Limiting the likelihood and impact of a lost or stolen laptop
Here are a few tips for limiting the likelihood that your laptop will be lost or stolen and that potentially will limit the impact of the incident:
· Physically secure your laptop in your office or off-site workspace. Use a locking docking station in the office. When out of the office, or if a docking station is not available in your office, use a laptop security cable and attach it to a heavy table, desk, or other immovable object. If neither a docking station nor a cable are available, store it securely, such as in a locked room, a locked drawer, or a hotel room safe.
· Secure your laptop while in transit. Always carry your laptop with you while traveling. Never check it with your luggage. If you’re traveling by car, keep your laptop out of sight. If you can’t take it with you, lock it in the trunk. When you go through airport security, don’t lose sight of your laptop and retrieve it as quickly as possible.
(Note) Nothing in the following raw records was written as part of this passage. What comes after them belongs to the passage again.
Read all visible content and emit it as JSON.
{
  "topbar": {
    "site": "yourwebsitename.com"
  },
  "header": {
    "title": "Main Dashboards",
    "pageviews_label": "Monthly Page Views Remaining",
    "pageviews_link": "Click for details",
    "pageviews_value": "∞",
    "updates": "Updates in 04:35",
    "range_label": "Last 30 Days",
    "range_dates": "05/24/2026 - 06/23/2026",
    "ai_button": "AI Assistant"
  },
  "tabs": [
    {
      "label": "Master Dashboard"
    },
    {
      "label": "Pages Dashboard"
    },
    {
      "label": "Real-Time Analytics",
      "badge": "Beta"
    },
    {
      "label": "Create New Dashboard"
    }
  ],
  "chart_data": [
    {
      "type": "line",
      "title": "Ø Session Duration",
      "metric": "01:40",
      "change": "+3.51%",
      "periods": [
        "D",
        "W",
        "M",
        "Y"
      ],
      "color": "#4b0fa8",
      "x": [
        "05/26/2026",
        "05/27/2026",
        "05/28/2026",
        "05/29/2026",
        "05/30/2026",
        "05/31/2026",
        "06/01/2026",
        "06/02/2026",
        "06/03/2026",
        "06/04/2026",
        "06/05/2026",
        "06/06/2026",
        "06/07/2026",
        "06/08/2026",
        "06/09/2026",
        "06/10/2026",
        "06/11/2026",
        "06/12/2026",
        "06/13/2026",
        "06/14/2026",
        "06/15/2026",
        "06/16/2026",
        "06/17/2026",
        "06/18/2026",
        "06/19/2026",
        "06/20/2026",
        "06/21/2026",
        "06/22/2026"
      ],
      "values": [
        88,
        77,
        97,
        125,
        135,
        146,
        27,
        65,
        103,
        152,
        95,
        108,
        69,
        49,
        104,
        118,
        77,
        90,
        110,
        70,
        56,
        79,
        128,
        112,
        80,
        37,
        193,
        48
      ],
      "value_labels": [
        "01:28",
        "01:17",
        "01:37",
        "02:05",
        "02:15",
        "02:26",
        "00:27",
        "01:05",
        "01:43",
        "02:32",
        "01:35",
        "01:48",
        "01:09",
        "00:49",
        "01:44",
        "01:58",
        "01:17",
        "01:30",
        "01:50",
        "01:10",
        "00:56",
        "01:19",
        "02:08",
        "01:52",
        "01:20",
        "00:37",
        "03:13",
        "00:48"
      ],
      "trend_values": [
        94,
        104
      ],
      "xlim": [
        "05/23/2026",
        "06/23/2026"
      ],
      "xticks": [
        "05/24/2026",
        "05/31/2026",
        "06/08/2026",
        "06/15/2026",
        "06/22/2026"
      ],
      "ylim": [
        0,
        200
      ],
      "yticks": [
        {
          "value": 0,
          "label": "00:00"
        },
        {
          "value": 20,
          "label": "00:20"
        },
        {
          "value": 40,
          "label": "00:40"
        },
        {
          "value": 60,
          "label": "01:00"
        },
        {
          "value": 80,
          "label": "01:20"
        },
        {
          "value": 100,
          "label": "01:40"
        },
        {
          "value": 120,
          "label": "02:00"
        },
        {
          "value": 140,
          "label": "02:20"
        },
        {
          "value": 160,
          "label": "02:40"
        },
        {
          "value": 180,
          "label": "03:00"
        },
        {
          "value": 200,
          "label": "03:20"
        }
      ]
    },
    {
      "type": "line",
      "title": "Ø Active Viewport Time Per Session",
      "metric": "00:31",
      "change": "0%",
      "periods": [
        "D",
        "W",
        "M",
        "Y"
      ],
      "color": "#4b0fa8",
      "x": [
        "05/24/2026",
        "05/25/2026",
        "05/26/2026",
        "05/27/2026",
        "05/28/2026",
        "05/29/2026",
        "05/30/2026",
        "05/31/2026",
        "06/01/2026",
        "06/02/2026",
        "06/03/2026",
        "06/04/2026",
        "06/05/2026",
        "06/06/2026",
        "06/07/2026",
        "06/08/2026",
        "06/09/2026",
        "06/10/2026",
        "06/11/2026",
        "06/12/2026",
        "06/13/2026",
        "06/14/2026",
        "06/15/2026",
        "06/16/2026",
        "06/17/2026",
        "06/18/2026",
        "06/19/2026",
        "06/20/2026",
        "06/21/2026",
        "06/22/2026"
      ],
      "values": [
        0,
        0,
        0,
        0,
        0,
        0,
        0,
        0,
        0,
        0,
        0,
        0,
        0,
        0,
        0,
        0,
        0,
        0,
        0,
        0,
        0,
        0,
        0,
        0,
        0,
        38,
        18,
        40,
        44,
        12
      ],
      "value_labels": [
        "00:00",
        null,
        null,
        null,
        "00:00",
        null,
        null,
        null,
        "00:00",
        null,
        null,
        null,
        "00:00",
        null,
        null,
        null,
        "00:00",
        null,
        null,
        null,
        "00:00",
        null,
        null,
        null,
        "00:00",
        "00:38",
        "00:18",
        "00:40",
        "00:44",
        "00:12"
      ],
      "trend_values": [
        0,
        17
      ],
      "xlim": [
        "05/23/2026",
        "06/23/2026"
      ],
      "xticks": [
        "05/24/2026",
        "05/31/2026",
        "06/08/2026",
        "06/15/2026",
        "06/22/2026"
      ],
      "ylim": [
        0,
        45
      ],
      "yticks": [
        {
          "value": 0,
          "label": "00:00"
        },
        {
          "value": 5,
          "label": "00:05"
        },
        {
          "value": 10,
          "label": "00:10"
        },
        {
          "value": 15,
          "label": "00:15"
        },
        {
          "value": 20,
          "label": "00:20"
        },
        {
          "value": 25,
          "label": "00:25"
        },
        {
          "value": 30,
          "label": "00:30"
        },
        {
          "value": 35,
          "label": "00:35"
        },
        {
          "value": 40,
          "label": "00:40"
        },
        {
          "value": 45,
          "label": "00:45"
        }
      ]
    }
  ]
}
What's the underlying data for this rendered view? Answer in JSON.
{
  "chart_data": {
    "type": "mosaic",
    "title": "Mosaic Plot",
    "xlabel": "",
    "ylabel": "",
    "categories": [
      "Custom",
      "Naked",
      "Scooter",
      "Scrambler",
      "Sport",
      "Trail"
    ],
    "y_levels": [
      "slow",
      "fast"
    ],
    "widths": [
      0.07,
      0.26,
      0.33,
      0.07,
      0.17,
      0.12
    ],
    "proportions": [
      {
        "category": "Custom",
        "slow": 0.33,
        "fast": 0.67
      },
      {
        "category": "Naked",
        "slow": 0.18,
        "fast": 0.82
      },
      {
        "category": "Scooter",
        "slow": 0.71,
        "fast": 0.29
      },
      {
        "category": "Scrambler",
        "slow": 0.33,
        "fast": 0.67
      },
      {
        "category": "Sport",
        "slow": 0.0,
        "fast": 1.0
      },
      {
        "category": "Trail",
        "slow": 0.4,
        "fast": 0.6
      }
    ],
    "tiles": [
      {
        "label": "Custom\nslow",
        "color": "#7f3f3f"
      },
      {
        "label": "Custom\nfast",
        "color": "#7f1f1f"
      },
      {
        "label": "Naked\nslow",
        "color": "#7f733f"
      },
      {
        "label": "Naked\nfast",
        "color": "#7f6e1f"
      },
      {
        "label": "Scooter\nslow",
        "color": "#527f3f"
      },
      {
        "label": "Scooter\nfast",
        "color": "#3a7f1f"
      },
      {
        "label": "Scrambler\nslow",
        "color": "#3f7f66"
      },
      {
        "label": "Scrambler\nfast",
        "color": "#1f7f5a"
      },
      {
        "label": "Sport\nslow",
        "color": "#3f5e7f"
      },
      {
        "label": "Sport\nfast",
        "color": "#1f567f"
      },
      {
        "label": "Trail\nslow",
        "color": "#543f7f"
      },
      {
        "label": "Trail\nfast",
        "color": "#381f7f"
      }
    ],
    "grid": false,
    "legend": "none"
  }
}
· Protect your laptop with a strong password. Make sure your laptop is configured to require a strong password at start-up or when the screen is locked.
· Store passwords securely. If you want to save your passwords on your laptop, use password-management software (also known as a “password vault”) to store your passwords securely. Don’t store any of your judiciary passwords in an unencrypted file on your laptop or have your Internet browser “remember” any of your login information (such as your JPort ID and password).
· Ensure the information on the hard drive is encrypted. Work with your local IT staff to have full-disk encryption installed on your laptop. The encryption/decryption is done for you automatically and behind the scenes. You won’t notice the encryption, but someone who gains unauthorized access to your laptop or who tries to bypass the laptop password by taking out the hard drive and attacking it directly won’t be able to access your files.
What should you do if your laptop is lost or stolen?
If your laptop is lost or stolen, immediately report the incident to your local IT staff and supervisor. They will decide what should be done in response. Be prepared to assist in any investigation, particularly in the determination of what sensitive information may have been on the laptop.